- Associated Press - Friday, October 24, 2014

AMBRIDGE, Pa. (AP) - By the time they got to Woodstock, they were a couple dozen strong.

Twenty-five young musicians from the For Those About to Rock Academy absorbed the sights and sensed the aura last weekend when visiting the grounds of rock ‘n’ roll’s most legendary festival.

Before their Woodstock field trip had ended, the students from the Ambridge rock school performed a few songs on the site where pop-culture history was made Aug. 15-18, 1969.

“It was crazy standing the same place where Jimi Hendrix, Janis Joplin and the Who had played,” For Those About to Rock student Quinn Kelley, 16, of Beaver said. “You could definitely feel that a lot of greatness had been achieved there.”

With numb fingers wrapped around acoustic guitars and tambourines, or stuffed into front pockets to fend off the 39-degree, wind-whipped chill, the students stood shoulder-to-shoulder on the turf of Max Yasgur’s old farm and sang Joe Cocker’s version of “With a Little Help From My Friends.”

“There may not have been a million people in the field this day, but the spirit was there and a new generation felt it,” For Those About to Rock Academy administrator Cathy Stewart said in a message attached to the YouTube video capturing the moment.

Back to the garden

The idea for a Woodstock field trip came from Joey Granati, co-founder of For Those About to Rock Academy with brother David Granati, both of Beaver County’s rocking Granati Brothers band who trace their rock ‘n’ roll dreams back to the night when they sneaked into the old Chippewa Township drive-in to watch the 1970 “Woodstock” documentary.

“When we saw The Who, we were just so amazed we looked at each other and said, ‘That’s what we’re going to do,’” Joey said.

Joey took a pilgrimage last year to Bethel, N.Y, where the Woodstock Music & Art Fair had delivered its promised “three days of peace and music” 45 summers ago. While there, the siblings struck up a conversation with a representative of the Bethel Woods Center for the Arts and its related museum commemorating the famed concert festival.

The Bethel Woods center has launched a rock ‘n’ roll school, and upon learning the Granatis had done the same eight years earlier, invited For Those About To Rock Academy for a visit.

“It was like a musical summit between the rock schools,” Joey said, adding that the Woodstock folks told him that For Those About to Rock Academy was the first such school to take a field trip there.

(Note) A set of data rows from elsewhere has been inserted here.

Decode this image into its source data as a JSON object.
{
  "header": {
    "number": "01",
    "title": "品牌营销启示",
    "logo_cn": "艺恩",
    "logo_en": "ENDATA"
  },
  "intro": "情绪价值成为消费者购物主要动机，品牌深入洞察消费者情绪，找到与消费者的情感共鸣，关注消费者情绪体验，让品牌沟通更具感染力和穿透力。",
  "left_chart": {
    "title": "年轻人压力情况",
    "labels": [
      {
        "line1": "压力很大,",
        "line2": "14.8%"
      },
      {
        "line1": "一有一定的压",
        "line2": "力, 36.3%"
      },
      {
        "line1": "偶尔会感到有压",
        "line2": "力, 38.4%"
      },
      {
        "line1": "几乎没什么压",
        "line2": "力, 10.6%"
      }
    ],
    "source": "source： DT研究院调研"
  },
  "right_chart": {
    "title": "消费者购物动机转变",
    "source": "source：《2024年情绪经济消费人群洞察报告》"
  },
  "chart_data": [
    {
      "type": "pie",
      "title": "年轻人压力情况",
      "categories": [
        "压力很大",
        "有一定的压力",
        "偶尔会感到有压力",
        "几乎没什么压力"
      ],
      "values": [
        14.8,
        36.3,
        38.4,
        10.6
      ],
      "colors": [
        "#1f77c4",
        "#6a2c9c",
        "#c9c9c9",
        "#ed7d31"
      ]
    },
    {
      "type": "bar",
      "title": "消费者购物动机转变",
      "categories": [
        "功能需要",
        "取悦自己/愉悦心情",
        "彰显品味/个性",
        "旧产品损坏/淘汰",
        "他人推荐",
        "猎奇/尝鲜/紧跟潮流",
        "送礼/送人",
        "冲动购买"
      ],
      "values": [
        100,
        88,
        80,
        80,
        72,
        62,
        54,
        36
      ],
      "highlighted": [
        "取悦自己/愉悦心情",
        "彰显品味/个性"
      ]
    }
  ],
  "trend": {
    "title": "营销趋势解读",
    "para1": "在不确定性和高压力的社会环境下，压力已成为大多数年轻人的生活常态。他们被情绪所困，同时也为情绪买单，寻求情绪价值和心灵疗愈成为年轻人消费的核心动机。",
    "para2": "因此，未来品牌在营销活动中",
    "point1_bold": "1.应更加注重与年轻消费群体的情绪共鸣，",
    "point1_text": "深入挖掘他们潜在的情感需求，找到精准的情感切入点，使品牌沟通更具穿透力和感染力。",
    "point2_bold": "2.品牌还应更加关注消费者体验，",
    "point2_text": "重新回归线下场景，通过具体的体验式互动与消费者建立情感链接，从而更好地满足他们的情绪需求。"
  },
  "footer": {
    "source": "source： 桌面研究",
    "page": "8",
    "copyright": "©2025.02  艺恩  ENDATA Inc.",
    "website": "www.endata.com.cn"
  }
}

Given the busyness of students’ schedules, both at their regular schools and the music school, as well as the tight schedules of chaperoning parents, the Granatis decided to squeeze the trip into 20 hours.

The cost to rent a bus and hire two drivers was $1,800, prompting the music school to sell raffle tickets and obtain private sponsorships that generated $1,807.

“People have asked what we did with the extra $7,” Joey Granati said. “We bought Twizzlers for the kids. They love Twizzlers.”

While at Woodstock, students toured the grounds and museum, where they watched film highlights of the concert festival.

“It was really moving,” Nicole Smiley, 16, of Aliquippa said. “What really got me was watching Janis Joplin. That moved me to tears.”

Students also saw Woodstock footage of a sensational solo by Santana’s then-20-year-old drummer Michael Shrieve.

Minutes later, the kids got to participate in a Q&A; with the visiting Shrieve, who shared his Woodstock memories while encouraging the students to study all sorts of musical styles.

“That was one of my favorite parts,” Josh Ackerman, 11, of New Brighton said. “He gave us a whole different perspective.

“And one of things that was probably the coolest was when we went to the concert site and saw this huge peace sign that someone had cut into the grass,” Ackerman said.

Ackerman and Kelley, like their schoolmates, were surprised such a small town once accommodated a concert witnessed by hundreds of thousands of people.

Before leaving Bethel, the Beaver Valley youths joined their New York music school peers for a performance of the biographical song “Woodstock” penned by Joni Mitchell and famously recorded by Crosby, Stills, Nash & Young.

Soon after, the Beaver Valley kids were back on the bus for the long trip home, many snoozing in their seats until they reached a McDonald’s in Scranton.

We are stardust, we are golden

The trip was exhausting, but the response from students made everything worthwhile, Joey Granati said.

“They realized right away that place is a mecca. That’s hallowed ground,” Granati said. “If you’re a true musician, that’s certainly one of the places you have to see.”

Smiley, a vocalist and student at the Lincoln Park Performing Arts Center in Midland, said the field trip “inspired me to get more into the soulful, moving music from that time frame.”

Echoes of peace, love and music remain in that pastoral New York setting.

“The spirit is still there in those fields and we all were touched and enlightened in some way by it,” Stewart said. “And it continues on in this new generation of musicians.”